Auch der niedersächsische Wirtschaftsminister Bernd Althusmann (CDU) begrüßte den Baubeginn in Wilhelmshaven als „starkes Signal“. Das Vorhaben stehe jedoch unter hohem Zeitdruck, Niedersachsen könne diese „gesamtstaatliche Aufgabe mit nationaler Tragweite nicht allein bewältigen“. Er forderte Habeck deshalb auf, Fristverkürzungen für die Vorhaben möglichst schnell umzusetzen, „damit diese für Wilhelmshaven und Stade greifen und die Genehmigungsbehörden damit arbeiten können“.
Kritik am Ausbau der LNG-Infrastruktur kam vom BUND. Die Umweltschutzorganisation forderte das Umweltministerium auf, den „unkontrollierten Wildwuchs der LNG-Terminals“ zu stoppen. Die Nutzung von LNG sei mit den Klimazielen der Bundesregierung unvereinbar, zudem seien die Baumaßnahmen „ein großes Risiko für den Umwelt- und Artenschutz“. Die Verflüssigung von Gas zu LNG und der Transport seien sehr energieintensiv und stünden deshalb im Verdacht, „teilweise klimaschädlicher zu sein als die Kohlenutzung“.

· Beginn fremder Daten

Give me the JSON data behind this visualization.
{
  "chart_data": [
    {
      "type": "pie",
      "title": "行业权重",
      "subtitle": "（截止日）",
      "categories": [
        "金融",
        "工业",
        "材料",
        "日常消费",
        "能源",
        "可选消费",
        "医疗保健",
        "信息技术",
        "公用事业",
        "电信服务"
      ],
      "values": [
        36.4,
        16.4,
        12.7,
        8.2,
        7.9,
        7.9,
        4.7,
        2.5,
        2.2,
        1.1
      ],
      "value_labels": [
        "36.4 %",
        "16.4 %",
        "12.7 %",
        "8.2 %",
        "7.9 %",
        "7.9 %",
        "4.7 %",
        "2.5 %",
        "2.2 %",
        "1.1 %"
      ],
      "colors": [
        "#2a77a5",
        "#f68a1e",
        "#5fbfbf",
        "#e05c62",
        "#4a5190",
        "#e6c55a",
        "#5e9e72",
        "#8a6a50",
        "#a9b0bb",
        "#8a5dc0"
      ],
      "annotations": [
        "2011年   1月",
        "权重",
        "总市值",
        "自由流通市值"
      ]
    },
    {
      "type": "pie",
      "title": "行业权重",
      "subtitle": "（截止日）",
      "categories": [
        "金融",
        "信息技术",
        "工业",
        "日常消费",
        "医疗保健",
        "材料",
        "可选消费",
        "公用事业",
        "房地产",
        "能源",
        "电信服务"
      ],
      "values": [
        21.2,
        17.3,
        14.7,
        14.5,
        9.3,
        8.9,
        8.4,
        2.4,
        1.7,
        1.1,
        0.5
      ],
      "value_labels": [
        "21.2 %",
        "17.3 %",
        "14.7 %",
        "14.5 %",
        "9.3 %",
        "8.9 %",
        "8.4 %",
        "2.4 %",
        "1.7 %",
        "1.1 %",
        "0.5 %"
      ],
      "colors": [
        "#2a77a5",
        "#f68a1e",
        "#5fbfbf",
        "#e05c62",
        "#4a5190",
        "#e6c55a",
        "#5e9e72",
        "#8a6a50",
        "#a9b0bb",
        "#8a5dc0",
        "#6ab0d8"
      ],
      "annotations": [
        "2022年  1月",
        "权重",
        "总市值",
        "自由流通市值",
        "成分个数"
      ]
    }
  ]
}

Auch der Greenpeace-Chef in Deutschland, Martin Kaiser, kritisierte die Pläne der Bundesregierung. „Durch Energiesparen, zusätzliche Investitionen in Erneuerbare Energien und Nutzung der bestehenden Infrastrukturen, können wir die russischen Gasimporte auch ohne neue LNG-Terminals ersetzen“, betonte Kaiser im Gespräch mit der „Rheinischen Post“. Er forderte „eine massive Offensive für schnelle Gebäudesanierungen, den Ersatz von Gasheizungen durch Wärmepumpen und erneuerbare Lösungen für die Industrie“.